ERS-1 and 2 - Sensor Characteristics
Full specifications of all aspects of any of the instruments can be supplied, direct from the ESA documentation library. A summary of the most relevant information is supplied here for each sensor, with the emphasis placed on the Active Microwave Instrument in SAR Image Mode, the data which are expected to be of most interest to most customers.

Active Microwave Instrument (AMI)
The AMI comprises two separate radars: the Synthetic Aperture Radar (SAR), which can be operated in Image or in Wave Modes, and a Wind Scatterometer.

SAR Image Mode
In Image Mode, the SAR obtains strips of high-resolution (10-30 m) imagery, 100 km in width, to the right of the satellite track. The 10 m long antenna, aligned parallel to the flight track, directs a narrow radar beam onto the Earth's surface over the swath. Imagery is built up from the time delay and strength of the return signals, which depend primarily on the roughness and dielectric properties of the surface and its range from the satellite. The SAR is a C-Band radar (5.66 cm, 5.3 GHz) with a bandwidth of 15.55 MHz, and operates at an incidence angle of 23°, utilising LV polarisation. The radiometric resolution of the SAR in Image Mode is 2.5 dB at sigma 0 = -18 dB, and the quantisation of each signal component is to 5 or 6 bits depending on the applied range compression. The noise equivalent is sigma 0 = -25 dB.

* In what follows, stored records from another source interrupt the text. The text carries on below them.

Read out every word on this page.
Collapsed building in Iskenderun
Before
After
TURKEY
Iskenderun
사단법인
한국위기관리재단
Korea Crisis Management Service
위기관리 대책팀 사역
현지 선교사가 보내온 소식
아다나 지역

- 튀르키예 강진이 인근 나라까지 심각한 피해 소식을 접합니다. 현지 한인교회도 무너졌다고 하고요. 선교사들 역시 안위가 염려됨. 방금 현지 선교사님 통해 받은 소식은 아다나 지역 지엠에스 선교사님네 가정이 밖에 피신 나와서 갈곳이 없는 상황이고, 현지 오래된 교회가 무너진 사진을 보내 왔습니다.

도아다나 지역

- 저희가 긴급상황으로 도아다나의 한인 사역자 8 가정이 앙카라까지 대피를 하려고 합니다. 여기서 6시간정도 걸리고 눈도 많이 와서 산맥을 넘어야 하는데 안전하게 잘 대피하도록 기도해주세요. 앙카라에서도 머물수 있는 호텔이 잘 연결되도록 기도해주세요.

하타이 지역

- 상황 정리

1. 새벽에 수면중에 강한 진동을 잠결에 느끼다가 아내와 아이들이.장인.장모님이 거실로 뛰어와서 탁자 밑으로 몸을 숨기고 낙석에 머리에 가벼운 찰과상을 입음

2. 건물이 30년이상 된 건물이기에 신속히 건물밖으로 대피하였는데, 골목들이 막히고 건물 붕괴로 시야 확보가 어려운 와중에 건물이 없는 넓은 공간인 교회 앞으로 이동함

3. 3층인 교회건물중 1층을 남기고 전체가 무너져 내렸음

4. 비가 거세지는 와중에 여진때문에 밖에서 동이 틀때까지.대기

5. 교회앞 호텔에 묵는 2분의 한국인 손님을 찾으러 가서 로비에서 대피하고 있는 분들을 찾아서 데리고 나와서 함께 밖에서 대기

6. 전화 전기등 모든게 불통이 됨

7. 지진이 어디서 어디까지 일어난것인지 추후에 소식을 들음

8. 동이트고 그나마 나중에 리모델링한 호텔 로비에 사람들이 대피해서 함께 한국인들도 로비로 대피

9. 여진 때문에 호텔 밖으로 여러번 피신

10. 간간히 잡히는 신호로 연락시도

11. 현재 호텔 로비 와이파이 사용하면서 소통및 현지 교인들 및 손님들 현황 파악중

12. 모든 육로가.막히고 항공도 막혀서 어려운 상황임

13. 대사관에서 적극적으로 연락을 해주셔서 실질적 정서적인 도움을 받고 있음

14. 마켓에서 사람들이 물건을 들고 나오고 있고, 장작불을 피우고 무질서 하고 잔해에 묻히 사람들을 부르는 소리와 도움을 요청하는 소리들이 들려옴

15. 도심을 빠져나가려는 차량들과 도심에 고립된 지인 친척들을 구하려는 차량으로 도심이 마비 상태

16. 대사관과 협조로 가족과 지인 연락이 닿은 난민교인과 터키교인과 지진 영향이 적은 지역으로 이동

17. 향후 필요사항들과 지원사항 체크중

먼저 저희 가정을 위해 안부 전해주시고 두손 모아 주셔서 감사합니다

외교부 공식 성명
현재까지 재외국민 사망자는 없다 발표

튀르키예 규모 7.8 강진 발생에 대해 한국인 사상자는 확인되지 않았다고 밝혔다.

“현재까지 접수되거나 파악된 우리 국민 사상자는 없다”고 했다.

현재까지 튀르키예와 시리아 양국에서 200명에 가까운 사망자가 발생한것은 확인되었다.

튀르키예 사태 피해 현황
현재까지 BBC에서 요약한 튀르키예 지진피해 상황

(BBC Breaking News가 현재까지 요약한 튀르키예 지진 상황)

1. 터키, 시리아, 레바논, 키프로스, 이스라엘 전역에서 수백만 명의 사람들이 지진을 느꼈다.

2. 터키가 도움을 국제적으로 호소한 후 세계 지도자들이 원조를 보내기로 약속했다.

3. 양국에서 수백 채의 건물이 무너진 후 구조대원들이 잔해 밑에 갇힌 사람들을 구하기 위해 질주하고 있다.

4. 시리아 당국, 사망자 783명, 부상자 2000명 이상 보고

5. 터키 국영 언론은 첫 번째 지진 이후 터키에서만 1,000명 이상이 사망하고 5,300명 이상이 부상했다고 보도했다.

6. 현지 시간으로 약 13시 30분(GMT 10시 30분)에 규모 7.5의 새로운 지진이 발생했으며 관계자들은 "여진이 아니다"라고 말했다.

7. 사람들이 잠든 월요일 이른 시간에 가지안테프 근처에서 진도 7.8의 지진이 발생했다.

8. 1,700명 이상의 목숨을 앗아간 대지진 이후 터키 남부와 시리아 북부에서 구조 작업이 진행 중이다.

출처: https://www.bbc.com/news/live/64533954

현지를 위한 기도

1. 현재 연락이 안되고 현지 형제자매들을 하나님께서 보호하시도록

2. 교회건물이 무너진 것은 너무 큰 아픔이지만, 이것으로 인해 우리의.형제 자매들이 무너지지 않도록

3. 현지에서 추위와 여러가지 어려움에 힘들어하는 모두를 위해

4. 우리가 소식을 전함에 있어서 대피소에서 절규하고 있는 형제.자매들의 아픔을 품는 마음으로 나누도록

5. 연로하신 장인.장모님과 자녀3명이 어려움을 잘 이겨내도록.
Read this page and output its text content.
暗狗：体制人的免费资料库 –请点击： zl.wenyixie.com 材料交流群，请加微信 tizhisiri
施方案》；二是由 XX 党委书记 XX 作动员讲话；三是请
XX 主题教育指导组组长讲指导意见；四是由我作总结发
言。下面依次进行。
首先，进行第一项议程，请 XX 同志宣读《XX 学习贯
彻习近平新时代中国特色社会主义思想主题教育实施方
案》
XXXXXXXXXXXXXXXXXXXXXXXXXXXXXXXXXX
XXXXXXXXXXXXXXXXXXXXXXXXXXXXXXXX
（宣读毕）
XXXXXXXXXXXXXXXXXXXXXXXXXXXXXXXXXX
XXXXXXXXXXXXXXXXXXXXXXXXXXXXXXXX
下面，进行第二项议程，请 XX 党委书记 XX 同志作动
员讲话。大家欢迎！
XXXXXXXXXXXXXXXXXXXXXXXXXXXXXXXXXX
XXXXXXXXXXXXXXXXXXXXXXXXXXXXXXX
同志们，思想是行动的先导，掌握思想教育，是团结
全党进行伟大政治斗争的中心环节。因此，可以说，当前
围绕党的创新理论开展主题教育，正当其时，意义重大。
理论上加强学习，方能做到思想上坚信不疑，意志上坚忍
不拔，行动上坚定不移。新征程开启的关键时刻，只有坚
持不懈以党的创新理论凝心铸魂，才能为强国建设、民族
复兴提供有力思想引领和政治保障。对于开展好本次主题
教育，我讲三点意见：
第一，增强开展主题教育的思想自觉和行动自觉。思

Operation in Image Mode excludes the operation of the other AMI modes, and power considerations limit operating times to a maximum of 12 minutes per orbit. The data rate of 105 Mbit/s is too high to allow on-board storage, and so images are only acquired within the reception zones of suitably equipped ground stations.

SAR Wave Mode
Wave Mode operation of the SAR measures the changes in radar reflectivity of the sea surface due to the surface waves, and provides 5 km x 5 km images (`imagettes') at intervals of 200 km along track. These imagettes are transformed into spectra providing information about the wavelength and the direction of wave systems. Series of power spectra can be used to determine the evolution of swell wave systems.